Он ответил не сразу: «Мне дадут максимальный срок – много лет. Больше, чем вам. Сколько вы получите, не знаю. Три года. Пять. Или больше, или вообще ничего. Про вас хотя бы можно сказать, что вас спровоцировали. Но тюрьмы переполнены. Бюрократизм. Месяцы, годы пройдут, пока вы предстанете перед судом. А что вы там получите – кто знает? Может, отделаетесь только временем предварительного заключения – убийство из ревности. А могут дать двадцать лет. Правосудие в нашей стране безумно, как и повсюду. Я читал о почтовом служащем, кажется, из Вероны, который обманул правительство на десять тысяч лир, и его приговорили к пятнадцати годам. С другой стороны, на Юге человек зарубил тестя топором, и ему дали двадцать один месяц.
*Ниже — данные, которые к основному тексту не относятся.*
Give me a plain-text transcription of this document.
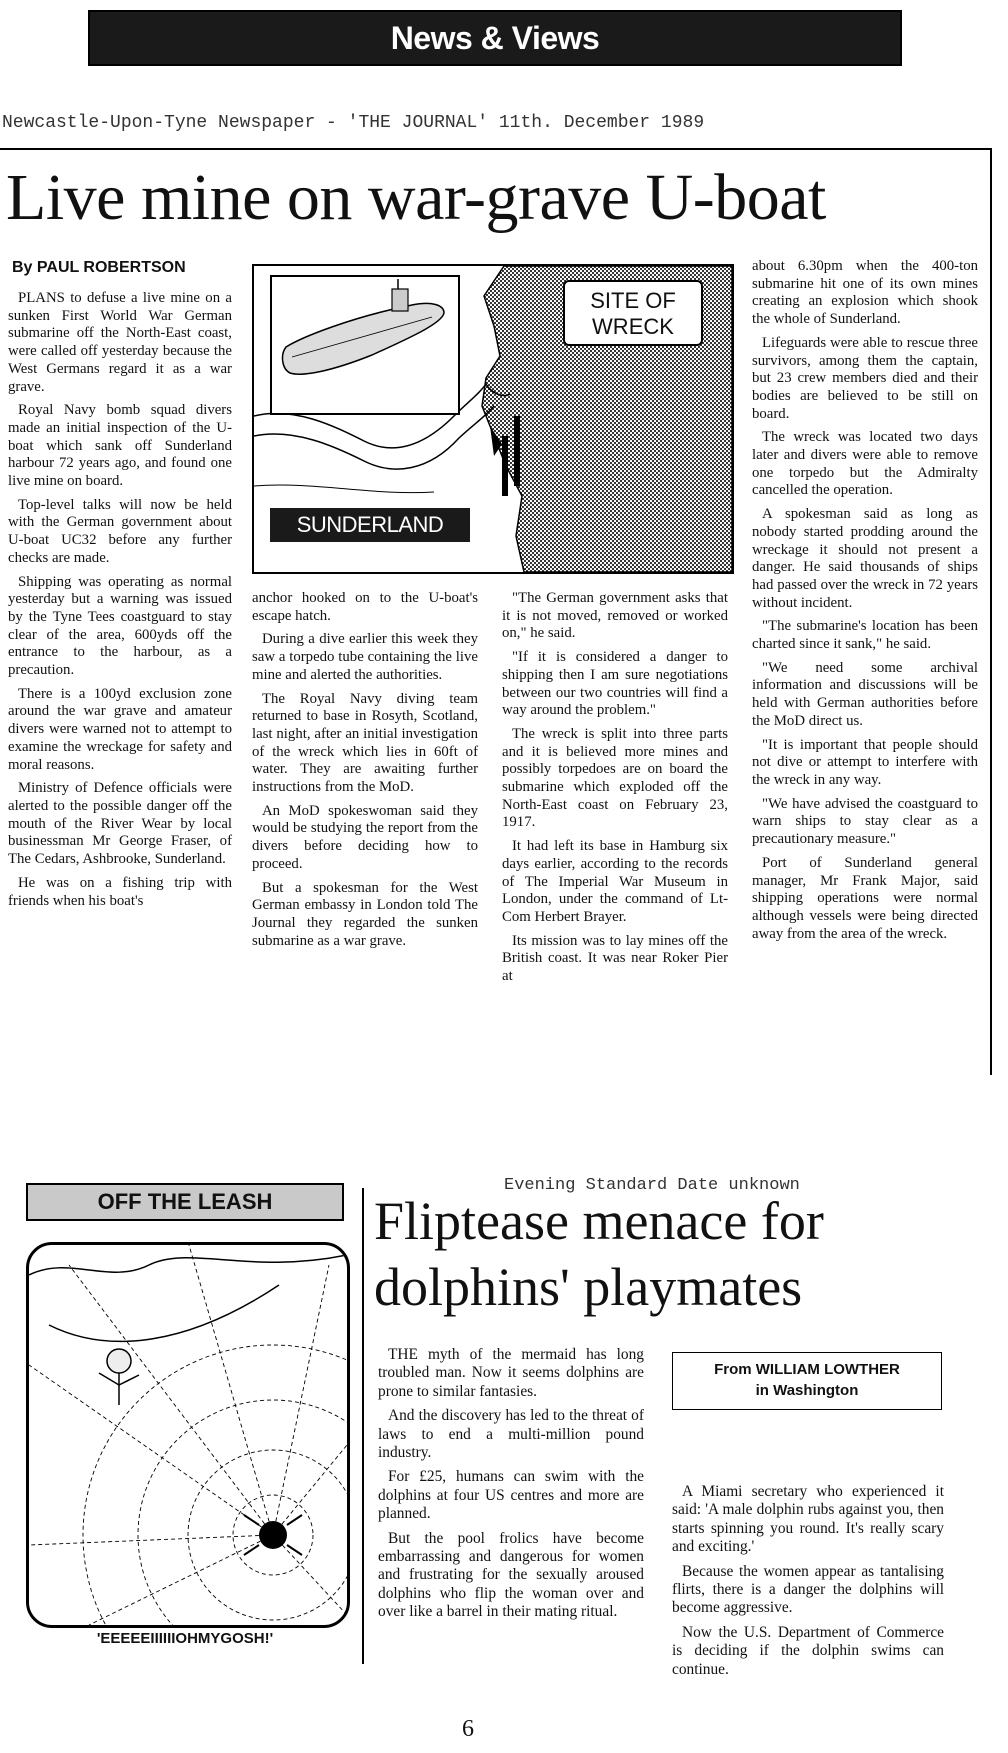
News & Views
Newcastle-Upon-Tyne Newspaper - 'THE JOURNAL' 11th. December 1989
Live mine on war-grave U-boat
By PAUL ROBERTSON

PLANS to defuse a live mine on a sunken First World War German submarine off the North-East coast, were called off yesterday because the West Germans regard it as a war grave.

Royal Navy bomb squad divers made an initial inspection of the U-boat which sank off Sunderland harbour 72 years ago, and found one live mine on board.

Top-level talks will now be held with the German government about U-boat UC32 before any further checks are made.

Shipping was operating as normal yesterday but a warning was issued by the Tyne Tees coastguard to stay clear of the area, 600yds off the entrance to the harbour, as a precaution.

There is a 100yd exclusion zone around the war grave and amateur divers were warned not to attempt to examine the wreckage for safety and moral reasons.

Ministry of Defence officials were alerted to the possible danger off the mouth of the River Wear by local businessman Mr George Fraser, of The Cedars, Ashbrooke, Sunderland.

He was on a fishing trip with friends when his boat's

SITE OF
WRECK
SUNDERLAND

anchor hooked on to the U-boat's escape hatch.

During a dive earlier this week they saw a torpedo tube containing the live mine and alerted the authorities.

The Royal Navy diving team returned to base in Rosyth, Scotland, last night, after an initial investigation of the wreck which lies in 60ft of water. They are awaiting further instructions from the MoD.

An MoD spokeswoman said they would be studying the report from the divers before deciding how to proceed.

But a spokesman for the West German embassy in London told The Journal they regarded the sunken submarine as a war grave.

"The German government asks that it is not moved, removed or worked on," he said.

"If it is considered a danger to shipping then I am sure negotiations between our two countries will find a way around the problem."

The wreck is split into three parts and it is believed more mines and possibly torpedoes are on board the submarine which exploded off the North-East coast on February 23, 1917.

It had left its base in Hamburg six days earlier, according to the records of The Imperial War Museum in London, under the command of Lt-Com Herbert Brayer.

Its mission was to lay mines off the British coast. It was near Roker Pier at

about 6.30pm when the 400-ton submarine hit one of its own mines creating an explosion which shook the whole of Sunderland.

Lifeguards were able to rescue three survivors, among them the captain, but 23 crew members died and their bodies are believed to be still on board.

The wreck was located two days later and divers were able to remove one torpedo but the Admiralty cancelled the operation.

A spokesman said as long as nobody started prodding around the wreckage it should not present a danger. He said thousands of ships had passed over the wreck in 72 years without incident.

"The submarine's location has been charted since it sank," he said.

"We need some archival information and discussions will be held with German authorities before the MoD direct us.

"It is important that people should not dive or attempt to interfere with the wreck in any way.

"We have advised the coastguard to warn ships to stay clear as a precautionary measure."

Port of Sunderland general manager, Mr Frank Major, said shipping operations were normal although vessels were being directed away from the area of the wreck.

OFF THE LEASH
'EEEEEIIIIIIOHMYGOSH!'
Evening Standard Date unknown
Fliptease menace for
dolphins' playmates

THE myth of the mermaid has long troubled man. Now it seems dolphins are prone to similar fantasies.

And the discovery has led to the threat of laws to end a multi-million pound industry.

For £25, humans can swim with the dolphins at four US centres and more are planned.

But the pool frolics have become embarrassing and dangerous for women and frustrating for the sexually aroused dolphins who flip the woman over and over like a barrel in their mating ritual.

From WILLIAM LOWTHER
in Washington

A Miami secretary who experienced it said: 'A male dolphin rubs against you, then starts spinning you round. It's really scary and exciting.'

Because the women appear as tantalising flirts, there is a danger the dolphins will become aggressive.

Now the U.S. Department of Commerce is deciding if the dolphin swims can continue.

6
Может быть, тесть того заслуживал, а почтовый чиновник был негодяй, но это показывает вам, как мы далеки от идеи справедливости».
Он обернулся, посмотрел на меня и чуть погодя сказал: «В другой раз я, наверно, буду умней, подумаю раньше о своей шкуре и так не поступлю. Но коль скоро я так поступил, я считаю, что это было правильно. Неужели у меня меньше понятий о справедливости, чем у какого-нибудь судьи, которому ваше лицо не понравится, и он приговорит вас к пяти годам? К десяти годам? Я считаю, истинная справедливость должна жить где-то в сердце, подальше от политики, от правительств и даже от закона. Может быть, хорошо, что мне не удалось стать адвокатом. Я был бы плохим адвокатом. А сейчас я сделал то, что считаю правильным. И вот что я сделаю теперь. Я отомкну наручники. И вы сможете уйти. Вы можете поехать в Салерно и повиниться – за нас обоих. Или можете остаться на свободе, можете уехать отсюда и вернуться в Америку, туда, где вам место. Так что я снимаю наручники. Езжайте в Салерно, если хотите. Помешать вам я не в силах – разве что убить вас. Но прежде чем поедете, подумайте вот о чем. Подумайте, что вам предстоит провести в тюрьме годы. Это более чем вероятно. И этими годами в тюрьме, вдали от семьи, – искупите ли вы свою вину, заглушите ли угрызения совести, с которыми вам и так предстоит жить до конца дней? А еще, друг мой, подумайте вот о чем. Подумайте просто о вашей вине – вашей другой вине, отвратительной вине, которую вы носили в себе так долго, – грешной вине, из-за которой вы стали алкоголиком, и с упоением жалели себя, и не состоялись как художник. Подумайте об этой вине, отравившей душу. Спросите, в чем она. Спросите себя, не лучше ли остаться на свободе, хотя бы для того, чтобы вы попробовали выкорчевать ее и научились радоваться тому, чему еще можно радоваться в жизни. И если все, пережитое в эти дни, вас чему-то не научило, тогда и пять, и пятьдесят лет тюрьмы ничему не научат». Он подошел ко мне. Лицо у него блестело от пота. «Ради Бога, Касс, – сказал он. – Подумайте о том, что в вас есть хорошего! Подумайте о надежде! Подумайте о радости!» Он замолчал. «Больше мне нечего сказать. Теперь я сниму с вас наручники». И снял…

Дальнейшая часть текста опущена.